LA RICERCA DI SAPERE
In questi giorni si sta discutendo animatamente su come uscire dalla crisi sociale, economica e sanitaria provocata dalla pandemia. Ovviamente la risposta più immediata è: aumentare i soldi alla sanità. Il morbo si può sconfiggere con un sistema sanitario efficiente e capillare. C’è bisogno di più medici, di più infermieri di più personale addetto alla cura delle persone in difficoltà. C’è poco da discute su questa affermazione.
Ma non basta fare, bisogna conoscere. Cioè una società per essere più inclusiva, più produttiva, più efficiente deve avere una popolazione con una base culturale solida. Perché? La risposta, a mio parere, è che prendersi cura degli altri non può essere un atto meccanico. Bisogna saper condividere passioni, emozioni e dolori. Bisogna saper costruire una prospettiva di futuro felice per tutti. Ecco perché la scuola è importante. Non solo per conoscere le nozioni di letteratura, di matematica, di scienze e di lingua straniera, ma anche per costruire un processo di inclusione che permetta di porre le fondamenta di una comunità nazionale che vibra di comuni sentimenti, che palpita per comuni passioni. Passioni e sentimenti positivi. Mi spiego. Non ha alcun senso costruire una comunità sociale fondata sull’odio e risentimento. Certo avviene! Ma quando insultiamo, quando ci poniamo in assoluto inascolto dell’altro viene a mancare la base di convivenza sociale.

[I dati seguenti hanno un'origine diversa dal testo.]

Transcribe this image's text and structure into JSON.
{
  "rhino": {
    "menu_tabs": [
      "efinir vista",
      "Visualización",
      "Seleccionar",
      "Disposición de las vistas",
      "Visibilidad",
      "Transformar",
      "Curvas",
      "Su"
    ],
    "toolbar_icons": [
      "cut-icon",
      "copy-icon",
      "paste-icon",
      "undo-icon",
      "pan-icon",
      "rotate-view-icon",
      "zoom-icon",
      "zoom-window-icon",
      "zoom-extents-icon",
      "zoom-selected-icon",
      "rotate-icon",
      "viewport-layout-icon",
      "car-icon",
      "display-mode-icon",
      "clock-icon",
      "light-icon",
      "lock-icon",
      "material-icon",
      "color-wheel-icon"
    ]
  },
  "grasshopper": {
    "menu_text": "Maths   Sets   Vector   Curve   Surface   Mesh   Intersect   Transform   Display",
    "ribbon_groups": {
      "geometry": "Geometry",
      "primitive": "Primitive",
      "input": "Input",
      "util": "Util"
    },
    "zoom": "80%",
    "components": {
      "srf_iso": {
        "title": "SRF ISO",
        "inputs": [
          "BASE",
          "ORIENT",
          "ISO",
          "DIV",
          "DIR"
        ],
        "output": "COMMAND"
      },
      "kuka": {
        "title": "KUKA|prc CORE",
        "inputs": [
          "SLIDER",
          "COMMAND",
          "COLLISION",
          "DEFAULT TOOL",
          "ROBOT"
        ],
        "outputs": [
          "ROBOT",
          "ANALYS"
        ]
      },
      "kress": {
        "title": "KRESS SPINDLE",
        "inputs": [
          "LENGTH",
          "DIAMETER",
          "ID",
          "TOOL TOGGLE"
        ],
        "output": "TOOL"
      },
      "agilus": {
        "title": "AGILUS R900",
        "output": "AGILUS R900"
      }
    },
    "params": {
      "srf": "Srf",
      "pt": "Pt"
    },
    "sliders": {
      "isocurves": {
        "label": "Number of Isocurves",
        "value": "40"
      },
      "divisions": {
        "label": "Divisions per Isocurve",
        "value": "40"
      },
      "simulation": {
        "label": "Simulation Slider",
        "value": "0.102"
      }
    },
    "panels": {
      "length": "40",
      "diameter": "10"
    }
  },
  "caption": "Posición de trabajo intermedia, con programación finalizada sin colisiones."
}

Ecco perché la scuola, e in generale anche l’istruzione di più alto livello (penso all’università), deve portare quel modello inclusivo, plurale, quel senso di rispetto verso l’altro che nel nostro vivere quotidiano manca. Ecco a cosa dovrebbero servire i fondi UE diretti alla scuola. Per porre le basi di una istruzione, ovviamente, sicura anche dal punto di vista sanitario (non si va a scuola per contrarre il corona virus o altre malattie), ma anche per porre le basi di una società fondata sul sapere, sulla competenza e sulla possibilità di dialogare. Troppo spesso nella quotidianità è fatta di prese di posizione assolute, bisogna provare a fare una rivoluzione copernicana, capire che la dialettica dialogica è il fondamento della vita relazionale. Ci possiamo provare. Possiamo provare a cambiare il punto di vista teleologico che fonda la nostra quotidianità.
Bisogna che la scuola si attrezzi, già lo fa adeguatamente, ma non deve accontentarsi e puntare di più sui bimbi, su tutti i bimbi, per costruire un modello di insegnamento in cui nessuno sia escluso. Penso a modelli di inclusione nelle aule scolastiche, di bambini con disabilità. L’Italia è già modello mondiale di questo approccio all’insegnamento a bambini diversamente abili. Ma bisogna fare ancora di più. Perché crescere insieme, non solo fa bene alle persone speciali, il mio non vuole essere un eufemismo ma una forte convinzione, ma anche ai loro compagni che la scienza e la dialettica euristica, con tonalità forse non adeguate, chiama “normodotati”. Costruire una classe in cui tutti abbiano un ruolo nel cammino di conoscenza comune è una vittoria fondamentale per tutti. Lo stesso ragionamento vale per bimbi figli di genitori non di madre lingua italiana, le difficoltà di dialogo possono essere superate, ponendo il fondamento di un modello di istruzione nuovo e più efficace. La diversità pone le basi per una conoscenza non pedante e fondata sulla memorizzazione dei dati, ma basata sull’analisi della complessità dei fatti e delle tesi lette e studiate.
Insomma puntare sulla ricerca e sulla attività pedagogica può essere salutare come il prendersi cura dei degenti. La scuola è uno strumento fondamentale per difendersi. Per trovare uno scudo davanti alle dicerie, ai luoghi comuni, che oggi vendono denominati fake news, e così avere un’idea per comprendere pienamente la realtà che ci circonda. La scuola fa bene anche a noi adulti. I fantasmi che annebbiano la nostra mente possono essere dipanati ponendo orecchio alla ricerca euristica dei nostri figli, dei nostri piccoli. Cambiare la società è possibile mettendo al centro della vita socio culturale la scuola. Bisogna ripartire, bisogna riprendere a conoscere.